The Cannabis sativa genetics and therapeutics relationship network: automatically associating cannabis-related genes to therapeutic properties through chemicals from cannabis literature

J Cannabis Res. 2023 May 30;5(1):16. doi: 10.1186/s42238-023-00182-z.

Abstract

Background: Understanding the genome of Cannabis sativa holds significant scientific value due to the multi-faceted therapeutic nature of the plant. Links from cannabis gene to therapeutic property are important to establish gene targets for the optimization of specific therapeutic properties through selective breeding of cannabis strains. Our work establishes a resource for quickly obtaining a complete set of therapeutic properties and genes associated with any known cannabis chemical constituent, as well as relevant literature.
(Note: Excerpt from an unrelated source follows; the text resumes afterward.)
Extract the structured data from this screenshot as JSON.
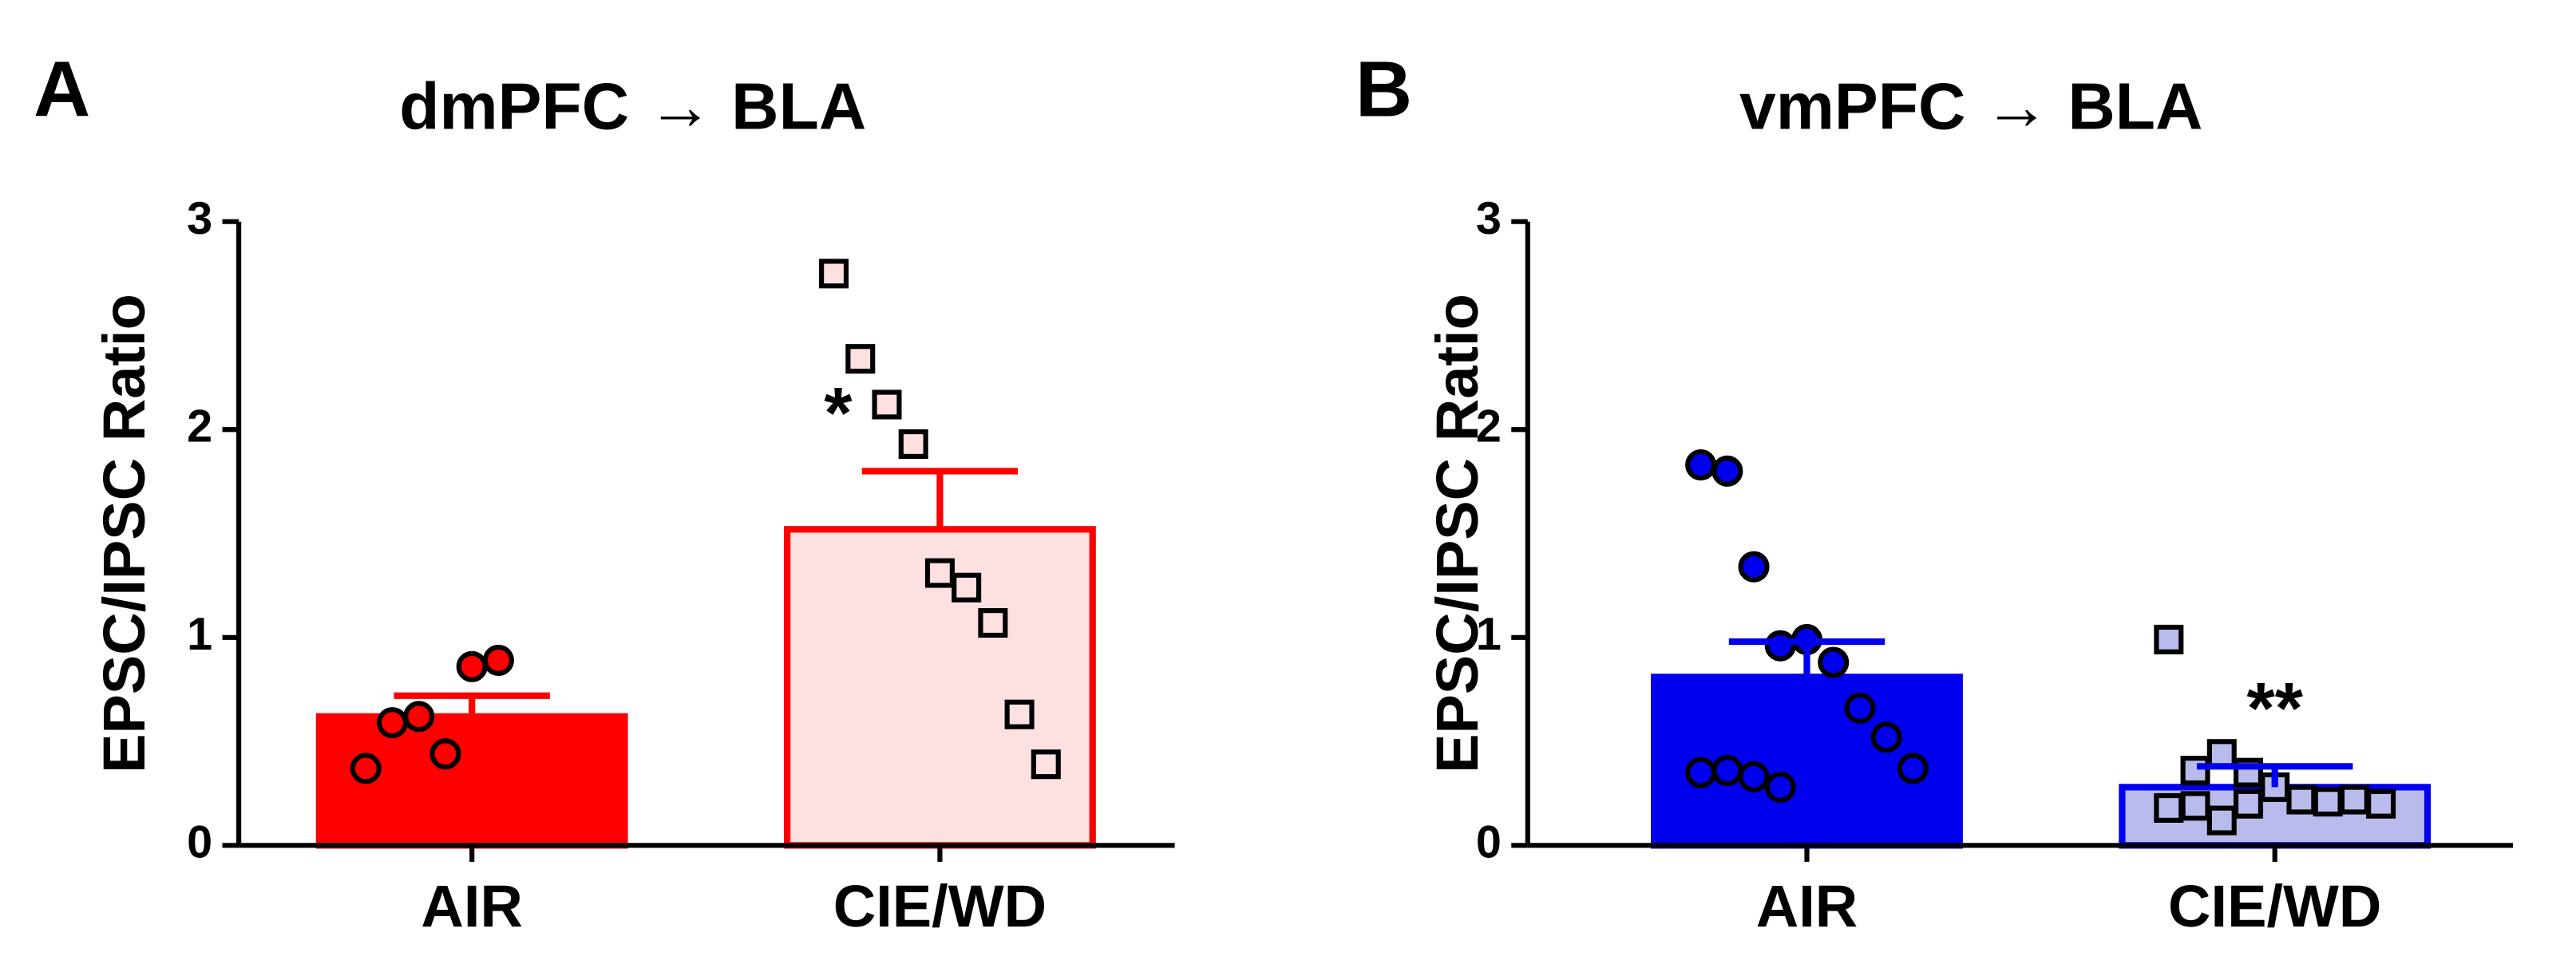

Methods: State-of-the-art natural language processing (NLP) was used to automatically extract information from many cannabis-related publications, thus producing an undirected multipartite weighted-edge paragraph co-occurrence relationship network composed of two relationship types, gene-chemical and chemical property. We also developed an interactive application to visualize sub-graphs of manageable size.

Results: Two hundred thirty-four cannabis constituent chemicals, 352 therapeutic properties, and 124 genes from the Cannabis sativa genome form a multipartite network graph which transforms 29,817 cannabis-related research documents from PubMed Central into an easy to visualize and explore network format.

Conclusion: Use of our network replaces time-consuming and labor intensive manual extraction of information from the large amount of available cannabis literature. This streamlined information retrieval process will enhance the activities of cannabis breeders, cannabis researchers, organic biochemists, pharmaceutical researchers and scientists in many other disciplines.

Keywords: Cannabis sativa; Natural language processing; Relationship extraction; Knowledge graph; Cannabinoids; Terpenoids; Natural medicine; Plant genetics.